Transformation Input Output
kCFStringTransformLatinArabic mrḥbạ مرحبا
kCFStringTransformLatinCyrillic privet привет
kCFStringTransformLatinGreek geiá sou γειά σου
kCFStringTransformLatinHangul annyeonghaseyo 안녕하세요
kCFStringTransformLatinHebrew şlwm שלום
kCFStringTransformLatinHiragana hiragana ひらがな
kCFStringTransformLatinKatakana katakana カタカナ
kCFStringTransformLatinThai s̄wạs̄dī สวัสดี
kCFStringTransformHiraganaKatakana にほんご ニホンゴ
kCFStringTransformMandarinLatin 中文 zhōng wén

Normalize User-Generated Content

One of the more practical applications for all of this is to normalize unpredictable user input in useful ways. Even if your application doesn't specifically deal with languages, you should be able to intelligently process anything the user types into your app.

Let's say you want to build a searchable index of movies on the device, which includes titles from around the world. You could:

  • First, apply the kCFStringTransformToLatin transform to transliterate all non-English text into a phonetic Latin alphabetic representation.

Hello! こんにちは! สวัสดี! مرحبا! 您好! →
Hello! kon'nichiha! s̄wạs̄dī! mrḥbạ! nín hǎo!

  • Next, apply the kCFStringTransformStripCombiningMarks transform to remove any diacritics or accents.

Hello! kon'nichiha! s̄wạs̄dī! mrḥbạ! nín hǎo! →
Hello! kon'nichiha! swasdi! mrhba! nin hao!

  • Finally, downcase the text and use CFStringTokenizer to split the text into tokens, and index the movie on them.

(hello, kon'nichiha, swasdi, mrhba, nin, hao)

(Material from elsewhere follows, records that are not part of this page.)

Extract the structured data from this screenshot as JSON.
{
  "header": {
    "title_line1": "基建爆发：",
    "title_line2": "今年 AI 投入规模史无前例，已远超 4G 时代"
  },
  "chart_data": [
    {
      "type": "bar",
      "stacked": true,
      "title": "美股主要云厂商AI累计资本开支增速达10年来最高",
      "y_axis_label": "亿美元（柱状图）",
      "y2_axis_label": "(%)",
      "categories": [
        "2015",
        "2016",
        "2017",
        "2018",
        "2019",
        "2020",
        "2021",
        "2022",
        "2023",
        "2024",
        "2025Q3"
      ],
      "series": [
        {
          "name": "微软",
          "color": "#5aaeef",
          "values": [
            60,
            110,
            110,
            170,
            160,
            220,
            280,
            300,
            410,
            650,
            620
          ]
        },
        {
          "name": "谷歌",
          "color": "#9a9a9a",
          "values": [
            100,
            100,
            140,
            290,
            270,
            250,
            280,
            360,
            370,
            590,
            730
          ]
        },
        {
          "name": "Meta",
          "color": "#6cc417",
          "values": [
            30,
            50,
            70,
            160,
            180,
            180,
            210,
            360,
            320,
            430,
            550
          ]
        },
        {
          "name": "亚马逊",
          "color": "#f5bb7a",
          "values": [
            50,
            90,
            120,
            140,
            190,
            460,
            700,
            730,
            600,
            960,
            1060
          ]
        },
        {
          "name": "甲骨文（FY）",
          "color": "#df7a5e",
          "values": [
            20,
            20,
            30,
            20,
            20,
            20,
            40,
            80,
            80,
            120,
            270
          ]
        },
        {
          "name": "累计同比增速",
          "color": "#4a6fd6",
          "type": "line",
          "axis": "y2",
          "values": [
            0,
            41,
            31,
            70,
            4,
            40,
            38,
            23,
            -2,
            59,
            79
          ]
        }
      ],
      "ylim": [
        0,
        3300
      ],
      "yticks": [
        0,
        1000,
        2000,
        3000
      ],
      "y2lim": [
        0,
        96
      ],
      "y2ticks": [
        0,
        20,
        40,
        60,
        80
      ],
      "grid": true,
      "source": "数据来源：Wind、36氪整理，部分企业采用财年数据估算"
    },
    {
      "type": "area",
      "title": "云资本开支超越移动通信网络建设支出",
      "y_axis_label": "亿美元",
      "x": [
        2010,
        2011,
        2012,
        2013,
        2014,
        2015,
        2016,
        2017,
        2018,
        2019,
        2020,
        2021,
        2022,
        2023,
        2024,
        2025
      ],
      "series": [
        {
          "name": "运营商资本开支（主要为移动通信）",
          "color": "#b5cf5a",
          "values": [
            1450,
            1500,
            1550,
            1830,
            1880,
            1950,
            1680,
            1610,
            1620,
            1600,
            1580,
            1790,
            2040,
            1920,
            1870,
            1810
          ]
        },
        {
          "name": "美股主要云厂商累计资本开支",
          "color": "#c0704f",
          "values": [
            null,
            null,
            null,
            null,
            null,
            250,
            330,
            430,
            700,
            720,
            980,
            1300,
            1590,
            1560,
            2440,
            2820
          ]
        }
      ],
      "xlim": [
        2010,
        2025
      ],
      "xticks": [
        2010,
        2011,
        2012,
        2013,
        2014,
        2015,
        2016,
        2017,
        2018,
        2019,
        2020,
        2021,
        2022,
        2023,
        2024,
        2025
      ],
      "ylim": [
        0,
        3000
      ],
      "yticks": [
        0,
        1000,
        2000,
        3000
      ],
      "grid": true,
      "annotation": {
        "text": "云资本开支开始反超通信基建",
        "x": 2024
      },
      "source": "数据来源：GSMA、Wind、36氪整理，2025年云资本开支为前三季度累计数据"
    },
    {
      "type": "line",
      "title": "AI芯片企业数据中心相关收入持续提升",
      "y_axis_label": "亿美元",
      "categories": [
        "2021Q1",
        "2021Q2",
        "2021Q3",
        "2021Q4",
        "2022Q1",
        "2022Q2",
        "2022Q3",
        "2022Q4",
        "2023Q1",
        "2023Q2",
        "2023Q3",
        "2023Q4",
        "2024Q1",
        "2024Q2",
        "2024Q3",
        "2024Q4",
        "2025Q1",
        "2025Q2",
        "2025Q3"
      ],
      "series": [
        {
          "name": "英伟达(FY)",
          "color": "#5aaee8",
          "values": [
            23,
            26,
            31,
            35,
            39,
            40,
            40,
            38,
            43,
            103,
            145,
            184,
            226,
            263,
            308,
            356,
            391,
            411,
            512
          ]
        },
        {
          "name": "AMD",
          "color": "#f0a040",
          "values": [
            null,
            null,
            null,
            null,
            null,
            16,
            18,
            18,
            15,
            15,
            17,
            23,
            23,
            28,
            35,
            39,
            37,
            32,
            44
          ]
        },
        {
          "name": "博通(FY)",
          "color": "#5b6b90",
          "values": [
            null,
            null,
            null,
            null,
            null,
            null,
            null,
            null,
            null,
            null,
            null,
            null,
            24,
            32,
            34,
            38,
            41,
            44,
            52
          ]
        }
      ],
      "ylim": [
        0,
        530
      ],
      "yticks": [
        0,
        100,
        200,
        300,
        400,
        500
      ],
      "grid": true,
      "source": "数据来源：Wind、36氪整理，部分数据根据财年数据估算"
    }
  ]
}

If you do the same to search text entered by the user, you now have an easy way to search for names of titles, regardless of either the language of the search string or the movie title. Mathematical!

CFStringTransform can be an insanely powerful way to bend language to your will. And it's but one of many powerful features that await you if you're brave enough to explore outside of Objective-C's warm OO embrace.